I do believe in my situation these incidents stem from from my inner feeling or emotion. I've done something that embarass me to talk about. when I realise that, I stop what I think I'm not supposed to be doing and the environment or my view of it seems to change somehow. The change could be just a little detail here and there or it could be more grand.

smilecollecter

In regards to the above topics....Try reading the Conversations With God books, especially 1 & 3 and it should help with the right and wrong questions about a lot of things....the books helped to set my thinking free about a lot of things, though some of the information I still wrestle with.  As for the sexual things you experience with oob's...for me...I had my 1st conscious oob a couple of months ago and it happened after I had taken care of the sexual energy (got rid of it before trying to go oob.) In Astral Dynamics book, Robert Bruce, I think he mentions about focusing too much energy in the genital area as that can cause problems. Also, has anyone every had marks put on their physical body while sleeping?  I work as a caregiver at night and I sleep in the upstairs bedroom of a elderly widow.  I woke up one morning and there was a large red mark the size of a half dollar on my side.  It didn't itch or scratch or hurt like a bug bite would.  It is still on my side and it's been there for 3 months.  Also, about the same time I found teeth marks and lip prints on my upper arm in a place where I could not have done it myself.  I applied arnica jell to it for a couple of days and it disappeared within 3-4 days. I told what or whoever was in another dimention to leave and took authority over the situation (we have that power) and I have not had any more problems with new body marks.

goingslow

In all my Lucid Dreams over the past 15 years or so fear has been one of the major factors.  From as early as I can remember something was holding me back or scaring me into trying to wake myself up.  In a way it was helpful because the fear and the weird situations in the RTZ is what led me to control my dreams and go outside and enjoy the lucid dream environment.

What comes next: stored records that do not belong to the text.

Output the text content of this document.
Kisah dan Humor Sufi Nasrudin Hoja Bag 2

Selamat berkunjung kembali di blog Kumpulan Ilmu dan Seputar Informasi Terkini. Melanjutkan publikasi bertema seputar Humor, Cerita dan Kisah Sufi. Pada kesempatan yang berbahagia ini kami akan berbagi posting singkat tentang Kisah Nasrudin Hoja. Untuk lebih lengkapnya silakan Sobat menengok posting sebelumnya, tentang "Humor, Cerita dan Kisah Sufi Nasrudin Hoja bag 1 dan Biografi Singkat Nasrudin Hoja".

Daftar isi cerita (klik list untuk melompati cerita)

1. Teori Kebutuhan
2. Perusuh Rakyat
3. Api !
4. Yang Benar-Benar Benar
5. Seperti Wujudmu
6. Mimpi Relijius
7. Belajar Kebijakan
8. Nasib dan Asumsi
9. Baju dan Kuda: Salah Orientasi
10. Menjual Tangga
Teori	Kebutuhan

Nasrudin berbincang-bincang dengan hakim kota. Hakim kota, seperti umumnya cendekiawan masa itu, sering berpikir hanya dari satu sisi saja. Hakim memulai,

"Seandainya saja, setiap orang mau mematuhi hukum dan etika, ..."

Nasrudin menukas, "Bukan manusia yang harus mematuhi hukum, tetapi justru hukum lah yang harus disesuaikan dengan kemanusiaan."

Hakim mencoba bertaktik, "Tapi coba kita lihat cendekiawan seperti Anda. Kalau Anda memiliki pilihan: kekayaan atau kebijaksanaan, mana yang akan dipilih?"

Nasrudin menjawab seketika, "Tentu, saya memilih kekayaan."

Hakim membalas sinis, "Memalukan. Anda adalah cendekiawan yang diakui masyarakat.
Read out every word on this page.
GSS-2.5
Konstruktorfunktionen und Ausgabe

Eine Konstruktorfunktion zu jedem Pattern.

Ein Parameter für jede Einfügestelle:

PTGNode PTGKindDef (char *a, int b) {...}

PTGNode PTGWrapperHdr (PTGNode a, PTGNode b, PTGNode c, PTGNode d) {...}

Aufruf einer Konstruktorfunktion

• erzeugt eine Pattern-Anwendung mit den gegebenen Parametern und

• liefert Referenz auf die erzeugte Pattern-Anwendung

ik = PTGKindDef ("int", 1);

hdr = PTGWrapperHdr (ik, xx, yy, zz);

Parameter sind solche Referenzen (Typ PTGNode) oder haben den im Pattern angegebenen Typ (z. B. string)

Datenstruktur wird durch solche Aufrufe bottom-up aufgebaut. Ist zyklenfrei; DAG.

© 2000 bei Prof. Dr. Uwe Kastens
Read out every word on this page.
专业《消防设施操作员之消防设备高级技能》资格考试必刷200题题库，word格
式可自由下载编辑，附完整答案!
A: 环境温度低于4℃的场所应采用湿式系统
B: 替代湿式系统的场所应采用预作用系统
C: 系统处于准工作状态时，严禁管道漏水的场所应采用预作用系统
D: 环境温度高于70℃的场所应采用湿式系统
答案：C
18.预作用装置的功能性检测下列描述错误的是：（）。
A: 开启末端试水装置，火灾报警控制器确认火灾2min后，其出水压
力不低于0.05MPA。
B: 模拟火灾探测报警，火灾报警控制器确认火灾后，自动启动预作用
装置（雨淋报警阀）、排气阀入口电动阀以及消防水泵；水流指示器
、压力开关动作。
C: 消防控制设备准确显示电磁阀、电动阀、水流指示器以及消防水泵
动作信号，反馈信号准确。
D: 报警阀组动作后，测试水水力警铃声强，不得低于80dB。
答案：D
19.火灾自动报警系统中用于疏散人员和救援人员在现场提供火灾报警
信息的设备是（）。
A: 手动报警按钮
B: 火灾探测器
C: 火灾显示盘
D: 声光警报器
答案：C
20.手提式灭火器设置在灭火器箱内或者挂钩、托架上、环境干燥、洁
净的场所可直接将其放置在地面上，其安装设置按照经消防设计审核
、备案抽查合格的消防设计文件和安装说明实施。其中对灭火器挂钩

I have recently made more progress in the fear department in the last 6 months than I have in the previous 15 years.  This is largely due to posts I read here.. (sincere thanks to Frank and Timeless).  What they said about fear really rang true for me.  Before I would deal with it by running up to the entity and fighting it.  By saying "you're not real" and just going head to head with it.  But i still FELT the fear.  Recently (very recently) I honestly dont feel fear.  I was having a weird rtz episode the other night where i was watching tv and went to bed.  there was an entity in my room and a black bat entity flying at me.  I shrugged it off and said try something else im not afraid anymore.  And i really felt no fear.  It really did come from realizing it was my fear that caused much of it.

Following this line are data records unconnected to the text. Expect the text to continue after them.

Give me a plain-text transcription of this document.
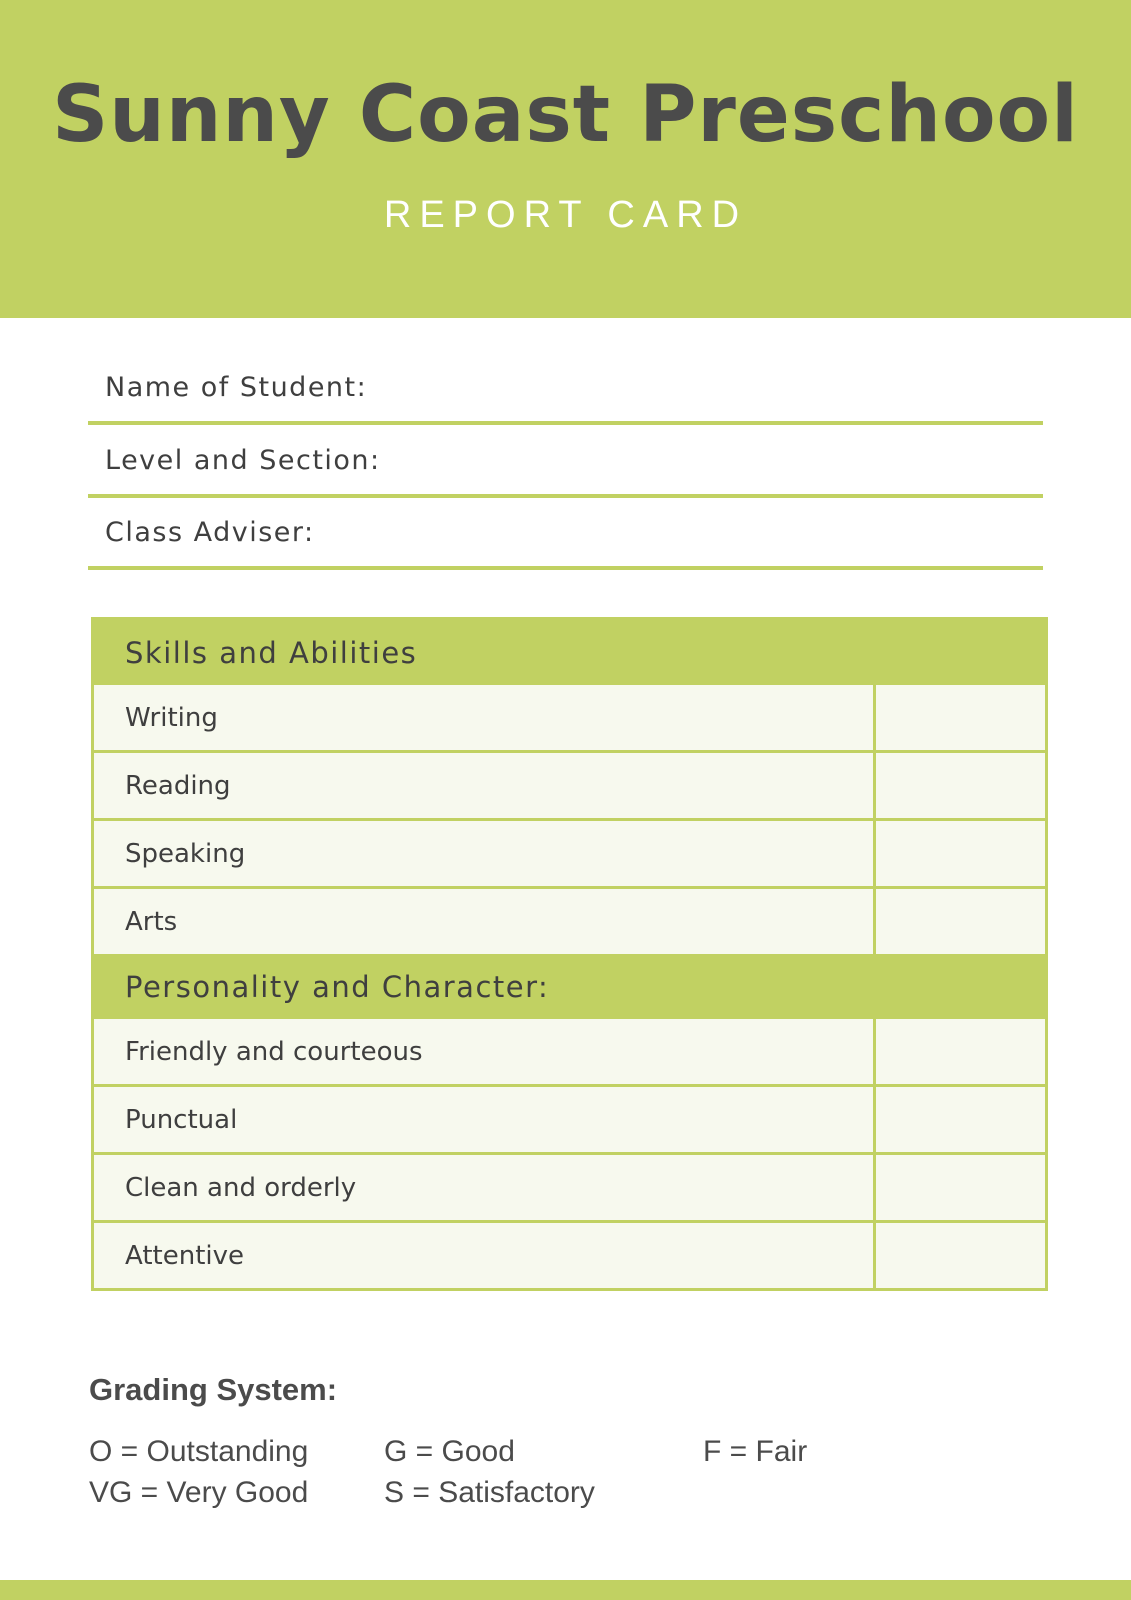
Sunny Coast Preschool
REPORT CARD
Name of Student:
Level and Section:
Class Adviser:
Skills and Abilities
Writing
Reading
Speaking
Arts
Personality and Character:
Friendly and courteous
Punctual
Clean and orderly
Attentive
Grading System:
O = Outstanding
VG = Very Good
G = Good
S = Satisfactory
F = Fair
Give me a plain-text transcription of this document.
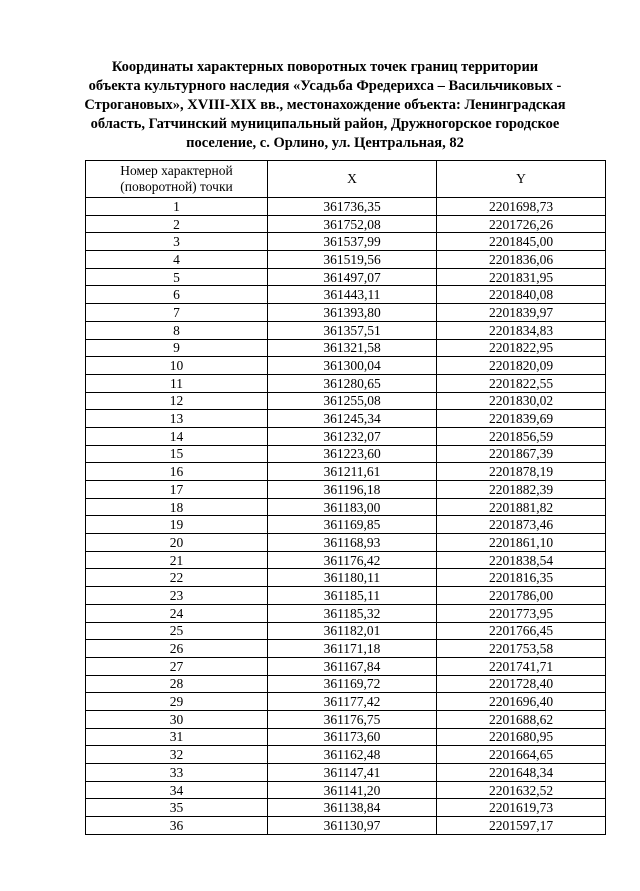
Координаты характерных поворотных точек границ территории
объекта культурного наследия «Усадьба Фредерихса – Васильчиковых -
Строгановых», XVIII-XIX вв., местонахождение объекта: Ленинградская
область, Гатчинский муниципальный район, Дружногорское городское
поселение, с. Орлино, ул. Центральная, 82
Номер характерной
(поворотной) точки	X	Y
1	361736,35	2201698,73
2	361752,08	2201726,26
3	361537,99	2201845,00
4	361519,56	2201836,06
5	361497,07	2201831,95
6	361443,11	2201840,08
7	361393,80	2201839,97
8	361357,51	2201834,83
9	361321,58	2201822,95
10	361300,04	2201820,09
11	361280,65	2201822,55
12	361255,08	2201830,02
13	361245,34	2201839,69
14	361232,07	2201856,59
15	361223,60	2201867,39
16	361211,61	2201878,19
17	361196,18	2201882,39
18	361183,00	2201881,82
19	361169,85	2201873,46
20	361168,93	2201861,10
21	361176,42	2201838,54
22	361180,11	2201816,35
23	361185,11	2201786,00
24	361185,32	2201773,95
25	361182,01	2201766,45
26	361171,18	2201753,58
27	361167,84	2201741,71
28	361169,72	2201728,40
29	361177,42	2201696,40
30	361176,75	2201688,62
31	361173,60	2201680,95
32	361162,48	2201664,65
33	361147,41	2201648,34
34	361141,20	2201632,52
35	361138,84	2201619,73
36	361130,97	2201597,17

The point of this post is "it" did try something else.  For the past week there is still a prelude and Im not able to automatically enjoy my AP's or LD's.  Instead Im overcome with very very strong sexual feelings that are very hard to fight.  Part of it is because its so pleasurable its very tempting to stay where I am and play along.  

I dont think its anything other than my dealing with another ego.  I mean now that Im done with fear im gonna be held down by sexual urges?  Due to the fact once I stopped feeling fear I stopped having entities chase me all night I dont think its a succubus or incubus.  Its almost situations which they KNOW to me are huge turn ons.  Even some kinky ones.  Im not angry with it although I often feel ashamed.  

Does this ever end?  I try to resist the temptation just because there are better things to do but im amazed how fast it changed from fear to another strong feeling (sex).  

I really hesitated putting this up.  But I did it hoping someone has had a similiar thing happen.  I dont know where else or who else to tell about this.  In my younger days it would be a dream come true.  These situations im put in that are so sexually charged.  But its not what I want in that environment anymore.